Tiberius's younger brother Gaius Sempronius Gracchus attempted to continue political reforms using similar tactics almost ten years later. He seems to have been more of a demagogue who attempted to pass a slew of popular laws to gain popular support rather than to be a political reformer with a specific agenda like his brother. He was neither as successful, nor as popular, as his elder brother, but he managed to create many political enemies. Escalating political tensions finally exploded once again in violence on the Capitoline Hill, where Gaius Gracchus and 3,000 of his followers were killed.
Whatever their intentions, the political careers of the Gracchi brothers had broken the political traditions of Rome, and introduced mob violence as a tool of Roman political life. It was a change from which the Republic would never recover.
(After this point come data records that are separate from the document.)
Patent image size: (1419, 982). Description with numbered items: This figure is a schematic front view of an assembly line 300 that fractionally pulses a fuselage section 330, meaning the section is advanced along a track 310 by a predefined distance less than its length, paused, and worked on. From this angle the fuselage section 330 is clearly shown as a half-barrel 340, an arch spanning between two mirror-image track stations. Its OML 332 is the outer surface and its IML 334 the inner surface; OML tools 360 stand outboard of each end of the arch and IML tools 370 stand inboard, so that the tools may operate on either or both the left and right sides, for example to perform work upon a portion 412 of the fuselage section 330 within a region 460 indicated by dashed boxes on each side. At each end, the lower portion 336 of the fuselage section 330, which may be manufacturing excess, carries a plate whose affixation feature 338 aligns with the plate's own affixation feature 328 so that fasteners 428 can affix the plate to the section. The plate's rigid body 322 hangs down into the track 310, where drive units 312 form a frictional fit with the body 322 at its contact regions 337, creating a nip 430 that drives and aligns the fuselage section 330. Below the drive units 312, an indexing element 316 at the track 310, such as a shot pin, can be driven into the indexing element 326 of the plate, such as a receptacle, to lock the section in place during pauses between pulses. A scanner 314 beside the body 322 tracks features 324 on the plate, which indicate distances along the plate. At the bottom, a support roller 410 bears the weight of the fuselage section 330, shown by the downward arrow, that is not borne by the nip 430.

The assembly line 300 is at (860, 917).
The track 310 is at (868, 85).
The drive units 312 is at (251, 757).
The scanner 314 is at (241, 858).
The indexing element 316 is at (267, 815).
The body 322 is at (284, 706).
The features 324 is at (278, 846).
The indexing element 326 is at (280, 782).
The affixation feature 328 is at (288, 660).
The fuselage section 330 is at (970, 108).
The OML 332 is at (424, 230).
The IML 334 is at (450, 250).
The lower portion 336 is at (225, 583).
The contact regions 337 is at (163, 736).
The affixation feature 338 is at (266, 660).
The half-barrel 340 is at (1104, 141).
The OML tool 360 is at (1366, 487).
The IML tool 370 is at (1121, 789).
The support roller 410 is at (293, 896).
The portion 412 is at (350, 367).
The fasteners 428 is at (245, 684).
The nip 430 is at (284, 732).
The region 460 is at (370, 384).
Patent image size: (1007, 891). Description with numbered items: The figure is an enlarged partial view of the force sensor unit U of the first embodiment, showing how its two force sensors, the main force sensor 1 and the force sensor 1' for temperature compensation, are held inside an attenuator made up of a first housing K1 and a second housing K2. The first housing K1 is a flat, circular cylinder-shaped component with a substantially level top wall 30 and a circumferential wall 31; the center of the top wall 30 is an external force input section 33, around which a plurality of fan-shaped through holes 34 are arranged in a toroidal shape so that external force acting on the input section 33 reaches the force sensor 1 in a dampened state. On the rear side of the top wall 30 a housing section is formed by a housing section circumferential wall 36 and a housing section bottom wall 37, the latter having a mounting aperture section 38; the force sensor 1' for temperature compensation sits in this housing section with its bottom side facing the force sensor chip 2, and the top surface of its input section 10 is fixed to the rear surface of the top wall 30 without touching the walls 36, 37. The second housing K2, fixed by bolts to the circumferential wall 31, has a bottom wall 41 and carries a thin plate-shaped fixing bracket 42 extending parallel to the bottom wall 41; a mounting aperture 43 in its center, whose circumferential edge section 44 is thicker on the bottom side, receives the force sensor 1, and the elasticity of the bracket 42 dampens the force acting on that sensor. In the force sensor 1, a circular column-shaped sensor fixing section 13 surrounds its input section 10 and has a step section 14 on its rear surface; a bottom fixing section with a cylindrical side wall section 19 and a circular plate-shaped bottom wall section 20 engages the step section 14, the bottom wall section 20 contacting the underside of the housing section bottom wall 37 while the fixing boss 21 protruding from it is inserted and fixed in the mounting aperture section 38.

The End of the RepublicEdit
With Marius' retirement, the way was cleared for the political career of Lucius Cornelius Sulla. Sulla was a patrician, and a traditional political conservative, who had served under Marius as a competent officer in Numidia and Germany. However, there was political enmity between the two, as Marius had "slighted" Sulla by failing to credit him with the capture of Jugurtha.
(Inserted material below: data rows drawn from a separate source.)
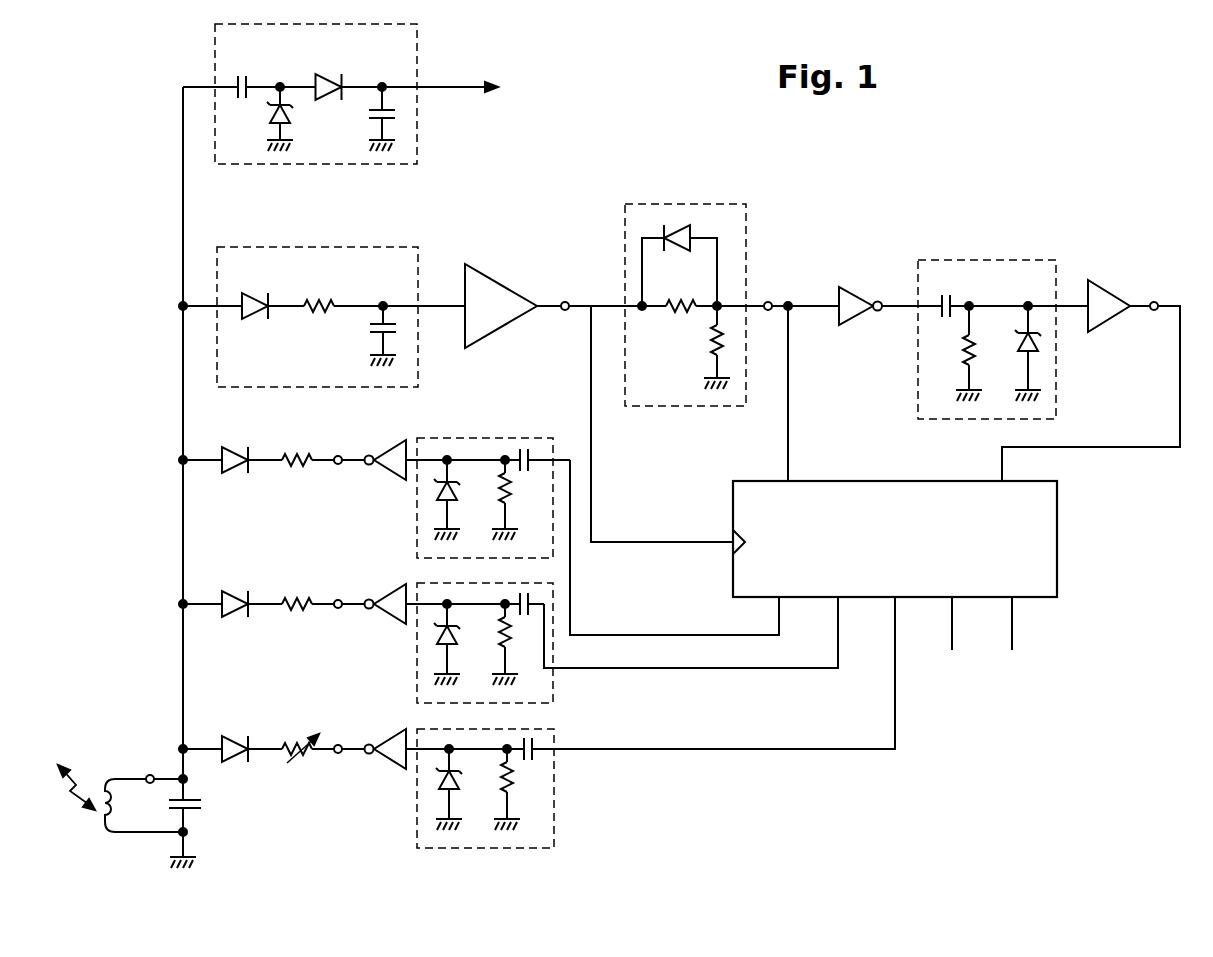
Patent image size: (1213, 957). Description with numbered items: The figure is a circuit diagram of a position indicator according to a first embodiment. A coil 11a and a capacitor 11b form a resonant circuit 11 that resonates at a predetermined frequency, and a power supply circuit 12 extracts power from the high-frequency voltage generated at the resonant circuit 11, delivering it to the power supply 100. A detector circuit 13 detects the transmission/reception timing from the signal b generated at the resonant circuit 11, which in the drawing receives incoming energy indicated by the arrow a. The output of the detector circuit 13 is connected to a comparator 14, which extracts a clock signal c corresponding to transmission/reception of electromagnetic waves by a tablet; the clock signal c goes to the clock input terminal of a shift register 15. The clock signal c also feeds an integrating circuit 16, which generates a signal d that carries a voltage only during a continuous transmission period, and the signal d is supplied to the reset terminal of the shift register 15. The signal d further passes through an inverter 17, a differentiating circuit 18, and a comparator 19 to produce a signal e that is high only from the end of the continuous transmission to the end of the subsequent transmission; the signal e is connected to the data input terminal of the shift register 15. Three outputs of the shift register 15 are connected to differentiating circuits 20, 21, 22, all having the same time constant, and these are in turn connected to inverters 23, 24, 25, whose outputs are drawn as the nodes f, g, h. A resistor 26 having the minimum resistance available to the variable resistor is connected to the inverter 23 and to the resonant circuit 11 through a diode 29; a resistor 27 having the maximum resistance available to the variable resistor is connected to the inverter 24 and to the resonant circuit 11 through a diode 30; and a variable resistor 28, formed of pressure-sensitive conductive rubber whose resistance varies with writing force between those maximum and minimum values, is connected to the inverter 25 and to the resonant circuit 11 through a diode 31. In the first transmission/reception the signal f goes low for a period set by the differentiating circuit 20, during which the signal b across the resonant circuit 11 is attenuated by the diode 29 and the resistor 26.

The resonant circuit 11 is at (157, 826).
The coil 11a is at (103, 823).
The capacitor 11b is at (202, 805).
The power supply circuit 12 is at (417, 120).
The detector circuit 13 is at (418, 265).
The comparator 14 is at (498, 275).
The shift register 15 is at (1057, 548).
The integrating circuit 16 is at (648, 204).
The inverter 17 is at (857, 287).
The differentiating circuit 18 is at (952, 260).
The comparator 19 is at (1108, 288).
The differentiating circuit 20 is at (497, 438).
The differentiating circuit 21 is at (554, 690).
The differentiating circuit 22 is at (554, 810).
The inverter 23 is at (384, 478).
The inverter 24 is at (385, 620).
The inverter 25 is at (384, 760).
The resistor 26 is at (295, 470).
The resistor 27 is at (295, 615).
The variable resistor 28 is at (303, 765).
The diode 29 is at (225, 445).
The diode 30 is at (232, 592).
The diode 31 is at (232, 735).
The power supply 100 is at (511, 61).
The light signal a is at (76, 785).
The signal b is at (150, 774).
The clock signal c is at (565, 300).
The signal d is at (768, 300).
The signal e is at (1154, 300).
The signal f is at (338, 468).
The node g is at (338, 612).
The node h is at (340, 757).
In 91 BC, a tribune and political champion of the rights of the Latin allies, Marcus Livius Drusus, attempted to pass a law granting full Roman citizenship to all the Italian allies living south of the Po River. When Drusus was murdered, many of the Italian allies, especially those among the Samnites, exploded into the rebellion of the Social war (Socius is Latin for ally).
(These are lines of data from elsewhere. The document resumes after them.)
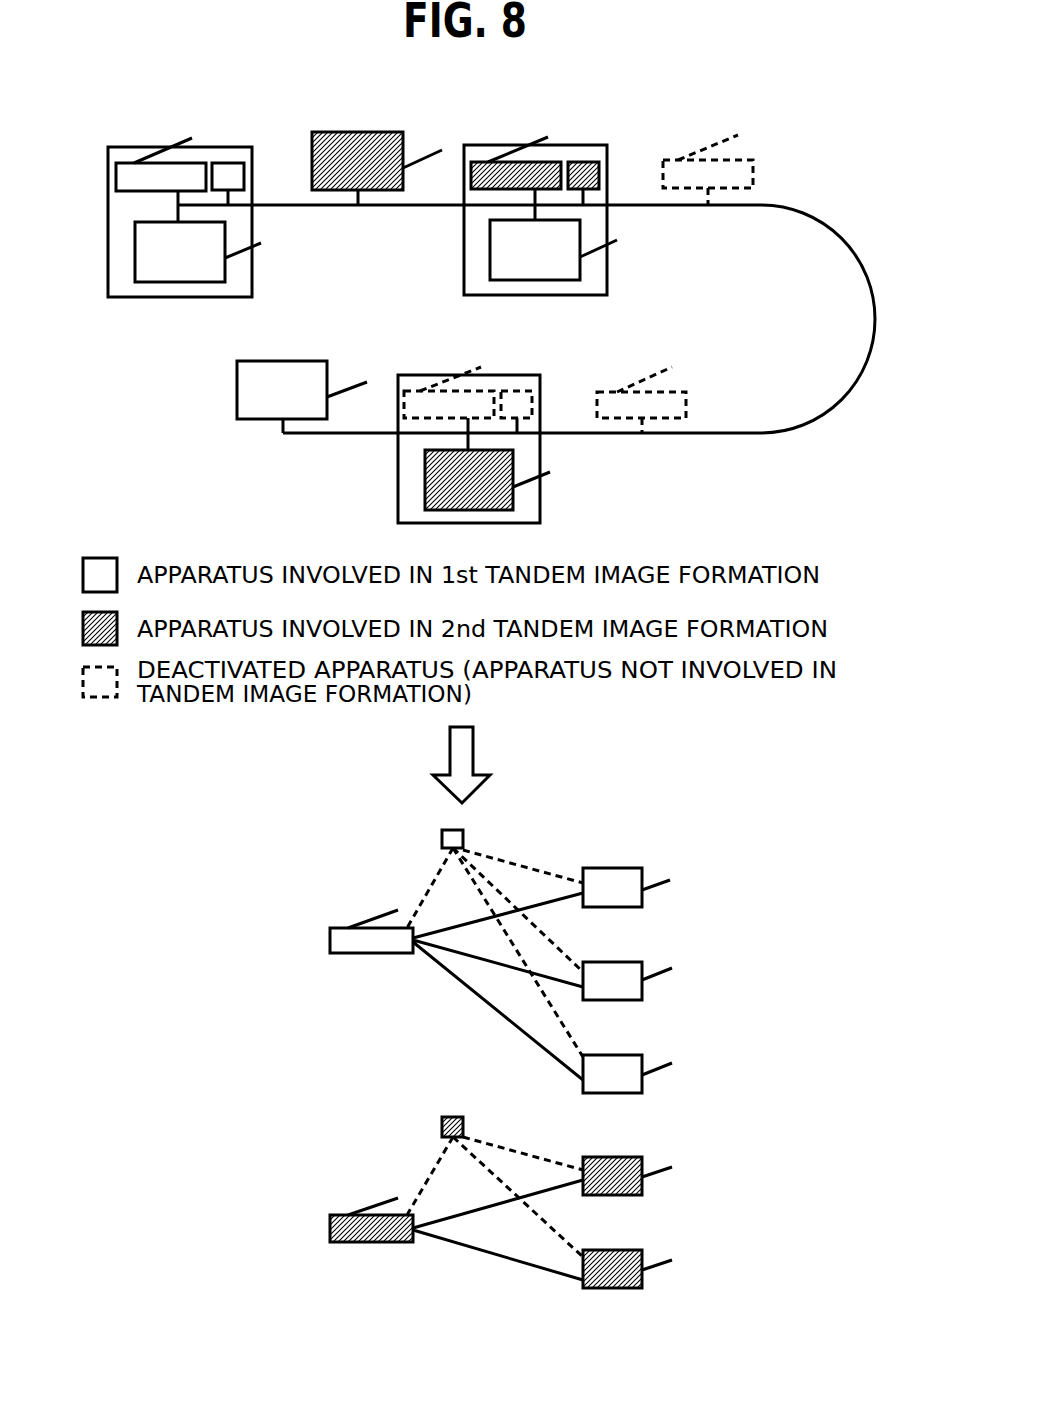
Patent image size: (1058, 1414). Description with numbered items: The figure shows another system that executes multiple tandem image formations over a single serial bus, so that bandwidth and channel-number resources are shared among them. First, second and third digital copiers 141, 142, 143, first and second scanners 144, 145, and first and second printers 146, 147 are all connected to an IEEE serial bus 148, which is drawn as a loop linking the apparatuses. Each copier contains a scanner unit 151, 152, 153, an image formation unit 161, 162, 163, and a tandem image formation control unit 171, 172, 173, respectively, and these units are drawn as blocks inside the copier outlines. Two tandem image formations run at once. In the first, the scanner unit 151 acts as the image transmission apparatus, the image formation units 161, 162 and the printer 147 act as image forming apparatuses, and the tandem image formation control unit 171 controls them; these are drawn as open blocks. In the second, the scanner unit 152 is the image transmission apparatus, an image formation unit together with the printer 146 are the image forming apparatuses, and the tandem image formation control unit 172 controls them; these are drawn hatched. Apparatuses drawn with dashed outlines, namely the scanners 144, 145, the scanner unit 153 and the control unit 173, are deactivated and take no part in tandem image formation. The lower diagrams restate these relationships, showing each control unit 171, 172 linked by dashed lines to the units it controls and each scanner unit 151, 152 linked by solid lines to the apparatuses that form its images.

The first digital copier 141 is at (224, 132).
The second digital copier 142 is at (580, 132).
The third digital copier 143 is at (513, 361).
The first scanner 144 is at (737, 160).
The second scanner 145 is at (670, 392).
The first printer 146 is at (358, 131).
The second printer 147 is at (283, 361).
The IEEE serial bus 148 is at (875, 314).
The scanner unit 151 is at (123, 163).
The scanner unit 152 is at (480, 162).
The scanner unit 153 is at (417, 393).
The image formation unit 161 is at (135, 252).
The image formation unit 162 is at (490, 254).
The image formation unit 163 is at (425, 482).
The tandem image formation control unit 171 is at (237, 160).
The tandem image formation control unit 172 is at (598, 159).
The tandem image formation control unit 173 is at (522, 390).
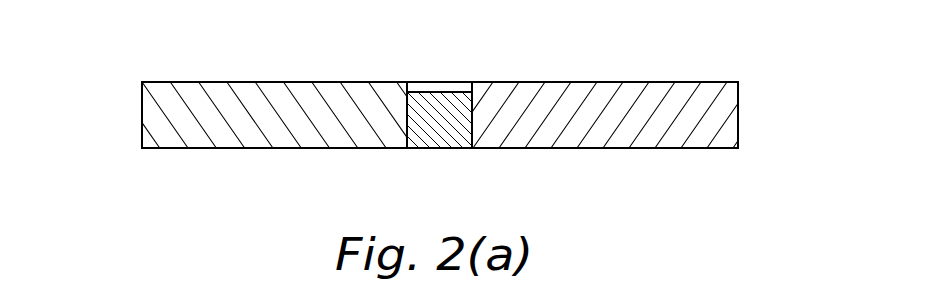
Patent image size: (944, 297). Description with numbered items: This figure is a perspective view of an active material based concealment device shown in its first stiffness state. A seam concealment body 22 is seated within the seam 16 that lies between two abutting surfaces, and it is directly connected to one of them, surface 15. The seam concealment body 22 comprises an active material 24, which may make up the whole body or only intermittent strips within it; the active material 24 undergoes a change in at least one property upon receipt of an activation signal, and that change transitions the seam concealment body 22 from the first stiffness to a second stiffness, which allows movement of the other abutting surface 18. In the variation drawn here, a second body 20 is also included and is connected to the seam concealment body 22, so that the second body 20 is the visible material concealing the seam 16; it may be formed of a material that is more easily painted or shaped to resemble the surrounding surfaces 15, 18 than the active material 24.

Ironically, to try to end the war, Rome offered full citizenship to any of the rebelling allies who would cease the conflict. Most of the allies ceased fighting, but several continued the rebellion. In response, Gaius Marius came out of retirement, and commanded the Roman forces in northern Italy, while Lucius Cornelius Sulla commanded the Roman legions in southern Italy, bringing the war to an end in 88 BC. Following their joint victory, Sulla stood for election as Consul, and was elected.
- Marcus Tullius Cicero was a politician, philosopher, and orator. He spent his life defending the Republic with a liberal personality. Sided with Pompey and was murdered in 43 BC.
- Gnaeus Pompeius was a general, dictator, and politician. He sided with the Senate when Caesar took power.
- Marcus Porcius Cato was known as the Stoic. He was a conservative politician who sided with Pompey in the last civil war.
- Caesar was a politician who took power using the force of his Gallic legions. Murdered.